チェリーはネネコという仮面をかぶり続け、理想と現実の狭間で迷いながらも多くの人に支えられてきた。
だが、神と対峙したことで、その仮面にしがみつくことが果たして本当に自分のためなのかと考えさせられた。
ネネコとしての活動を一時休止し、もう一度「自分」を見つめ直す日々が始まるのだった。

ハヤトは、事件を通じて人の心理の深さと危うさを痛感し、心理学を学びたいという思いを強くしていた。
ネネコクラブでの絆を大切にしながらも、「人を守る」ということの難しさを知った。これからは、ただ誰かを助けたいと願うだけではなく、正しい方法で心に寄り添えるような人間を目指そうと決意していた。

虎之助は、あみにゃんとの関係に向き合い、友情と保護者のような役割を担うことで彼女を支えたいと心に決めた。
虎之助にとって、あみにゃんは恋愛とは異なる大切な存在であり、そばにいてあげることであみにゃんが少しずつ過去の苦しみから解放されることを願っている。
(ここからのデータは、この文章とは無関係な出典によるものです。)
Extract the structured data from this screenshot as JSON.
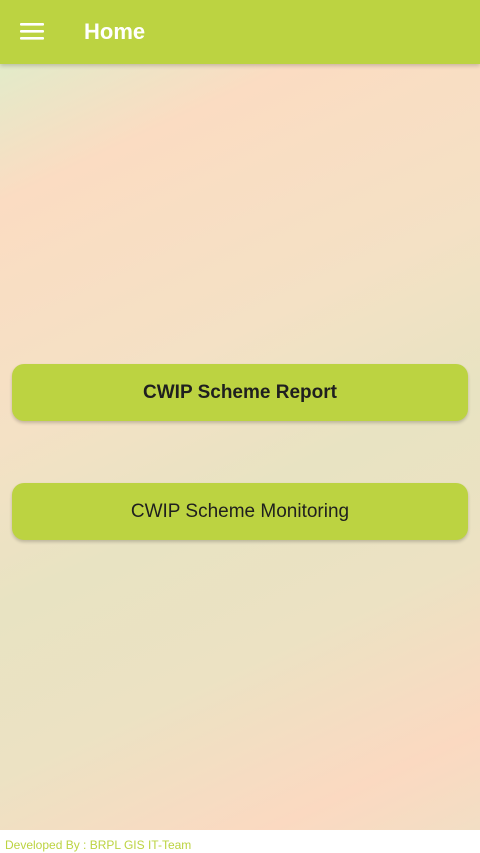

チェリーの気持ちにも応えることはできなかったが、チェリーが本当の自分を取り戻せるよう、応援する存在でありたいと感じていた。 あみにゃんは、自分が虎之助への依存心や嫉妬心を抱いていたことを知り、過去と向き合うための一歩を踏み出した。
これまでのトラウマを克服するため、カウンセリングに通い始める。
時間がかかるだろうが、虎之助がそばにいてくれることが安心を与えてくれる。
少しずつ過去の傷と向き合い、いつか自分が本当に強くなれる日を目指している。